Kolejną, modna ostatnio metodą, jest ziołowy ogródek na kuchennym parapecie. Ma on te zalety, że świeże rośliny możemy mieć pod ręką przez cały rok. Robimy sos do spaghetti – urywamy kilka listków bazylii. Pieczemy kurczaka – do brytfanki wędrują listki świeżego rozmarynu. Nie wspominając o pietruszce do zupy czy szczypiorku do kanapek. Wróćmy jednak do historii polskiego zielarstwa. - Już w czasach przedchrześcijańskich znano właściwości dziewanny, jaskółczego ziela, kopytnika, łopianu, macierzanki, piołunu, mięty, podbiału, ślazu, czy wrotycza – mówi Czesław Stuchlik, prezes Koła Radiestatów i znawca naturalnej medycyny. Dodaje też, że gdy w 1364 roku w Krakowie założono pierwszą Akademię powstał tam fakultet medyczny, na którym wykładało się również wiedzę o lekach.

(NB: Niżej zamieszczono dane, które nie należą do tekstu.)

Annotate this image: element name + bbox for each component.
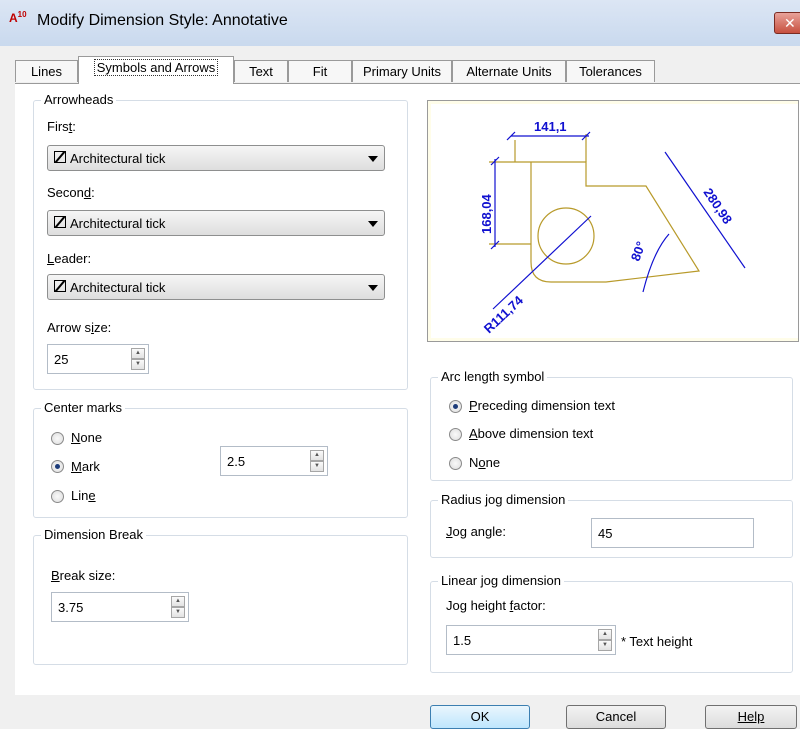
arc-preceding-label: Preceding dimension text — [469, 398, 615, 413]
spin-up-icon[interactable]: ▲ — [310, 450, 324, 461]
radius-jog-title: Radius jog dimension — [438, 492, 569, 507]
arc-none-radio[interactable] — [449, 457, 462, 470]
first-arrowhead-value: Architectural tick — [70, 151, 166, 166]
leader-arrowhead-dropdown[interactable]: Architectural tick — [47, 274, 385, 300]
text-height-suffix: * Text height — [621, 634, 693, 649]
linear-jog-title: Linear jog dimension — [438, 573, 564, 588]
dimension-break-title: Dimension Break — [41, 527, 146, 542]
dim-arc-angle — [642, 233, 670, 293]
chevron-down-icon — [368, 221, 378, 227]
arc-length-title: Arc length symbol — [438, 369, 548, 384]
arc-length-symbol-group: Arc length symbol Preceding dimension te… — [430, 369, 793, 481]
tab-fit[interactable]: Fit — [288, 60, 352, 82]
center-mark-size-value: 2.5 — [227, 454, 246, 469]
close-icon[interactable]: ✕ — [774, 12, 800, 34]
radius-jog-group: Radius jog dimension Jog angle: 45 — [430, 492, 793, 558]
jog-angle-input[interactable]: 45 — [591, 518, 754, 548]
tab-lines[interactable]: Lines — [15, 60, 78, 82]
arrowheads-group: Arrowheads First: Architectural tick Sec… — [33, 92, 408, 390]
arc-preceding-radio[interactable] — [449, 400, 462, 413]
arrowheads-title: Arrowheads — [41, 92, 117, 107]
cancel-button[interactable]: Cancel — [566, 705, 666, 729]
center-mark-line-radio[interactable] — [51, 490, 64, 503]
first-label: First: — [47, 119, 76, 134]
chevron-down-icon — [368, 156, 378, 162]
tab-primary-units[interactable]: Primary Units — [352, 60, 452, 82]
jog-angle-label: Jog angle: — [446, 524, 506, 539]
second-arrowhead-dropdown[interactable]: Architectural tick — [47, 210, 385, 236]
break-size-value: 3.75 — [58, 600, 84, 615]
spin-up-icon[interactable]: ▲ — [171, 596, 185, 607]
center-mark-size-stepper[interactable]: 2.5 ▲ ▼ — [220, 446, 328, 476]
center-marks-group: Center marks None Mark Line 2.5 ▲ ▼ — [33, 400, 408, 518]
preview-drawing: 141,1 168,04 280,98 80° R111,74 — [479, 119, 746, 336]
arc-above-label: Above dimension text — [469, 426, 594, 441]
ok-button[interactable]: OK — [430, 705, 530, 729]
arc-above-radio[interactable] — [449, 428, 462, 441]
architectural-tick-icon — [54, 151, 66, 163]
tab-strip: Lines Symbols and Arrows Text Fit Primar… — [0, 54, 800, 84]
center-mark-line-label: Line — [71, 488, 96, 503]
spin-down-icon[interactable]: ▼ — [131, 359, 145, 370]
center-mark-none-label: None — [71, 430, 103, 445]
dim-text-angle: 80° — [628, 239, 649, 263]
arrow-size-label: Arrow size: — [47, 320, 112, 335]
chevron-down-icon — [368, 285, 378, 291]
help-button[interactable]: Help — [705, 705, 797, 729]
dim-text-top: 141,1 — [534, 119, 567, 134]
break-size-label: Break size: — [51, 568, 116, 583]
spin-down-icon[interactable]: ▼ — [310, 461, 324, 472]
tab-text[interactable]: Text — [234, 60, 288, 82]
title-bar: A10 Modify Dimension Style: Annotative ✕ — [0, 0, 800, 46]
break-size-stepper[interactable]: 3.75 ▲ ▼ — [51, 592, 189, 622]
center-mark-mark-radio[interactable] — [51, 460, 64, 473]
jog-angle-value: 45 — [598, 526, 613, 541]
first-arrowhead-dropdown[interactable]: Architectural tick — [47, 145, 385, 171]
jog-height-stepper[interactable]: 1.5 ▲ ▼ — [446, 625, 616, 655]
tab-tolerances[interactable]: Tolerances — [566, 60, 655, 82]
leader-arrowhead-value: Architectural tick — [70, 280, 166, 295]
architectural-tick-icon — [54, 280, 66, 292]
architectural-tick-icon — [54, 216, 66, 228]
jog-height-value: 1.5 — [453, 633, 472, 648]
dim-text-right: 280,98 — [701, 185, 736, 226]
dim-line-right — [664, 151, 746, 269]
leader-label: Leader: — [47, 251, 92, 266]
preview-circle — [537, 207, 595, 265]
dimension-break-group: Dimension Break Break size: 3.75 ▲ ▼ — [33, 527, 408, 665]
arrow-size-stepper[interactable]: 25 ▲ ▼ — [47, 344, 149, 374]
center-mark-mark-label: Mark — [71, 459, 100, 474]
dim-text-left: 168,04 — [479, 193, 494, 234]
spin-down-icon[interactable]: ▼ — [598, 640, 612, 651]
second-arrowhead-value: Architectural tick — [70, 216, 166, 231]
jog-height-factor-label: Jog height factor: — [446, 598, 546, 613]
spin-down-icon[interactable]: ▼ — [171, 607, 185, 618]
arc-none-label: None — [469, 455, 501, 470]
tab-symbols-and-arrows[interactable]: Symbols and Arrows — [78, 56, 234, 84]
arrow-size-value: 25 — [54, 352, 69, 367]
linear-jog-group: Linear jog dimension Jog height factor: … — [430, 573, 793, 673]
center-marks-title: Center marks — [41, 400, 126, 415]
dimension-preview: 141,1 168,04 280,98 80° R111,74 — [427, 100, 799, 342]
spin-up-icon[interactable]: ▲ — [131, 348, 145, 359]
second-label: Second: — [47, 185, 95, 200]
window-title: Modify Dimension Style: Annotative — [37, 12, 288, 29]
tab-alternate-units[interactable]: Alternate Units — [452, 60, 566, 82]
center-mark-none-radio[interactable] — [51, 432, 64, 445]
spin-up-icon[interactable]: ▲ — [598, 629, 612, 640]
autocad-app-icon: A10 — [9, 10, 27, 25]
preview-part-outline — [515, 161, 701, 283]
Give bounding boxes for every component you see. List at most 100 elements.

- Choć wiedza czerpana była ze starożytności nomenklaturę botaniczną wprowadzono w języku polskim. Prawdopodobnie nomenklatura ta swój początek wzięła od krakowskich przekupek już wówczas handlujących ziołami takimi jak angielskie ziele, czarcie żebro, czarci kęs, biełrzan – zauważa Czesław Stuchlik. W 1537 roku wydano „Zielnik Polski” - dzieło Szymona z Łowicza, ucznia Akademii w Padwie, późniejszego profesora Akademii Krakowskiej, ozdobiony pięknymi drzeworytami, zawierającymi wiadomości z różnorakich gałęzi wiedzy, głównie jednak zielarstwa.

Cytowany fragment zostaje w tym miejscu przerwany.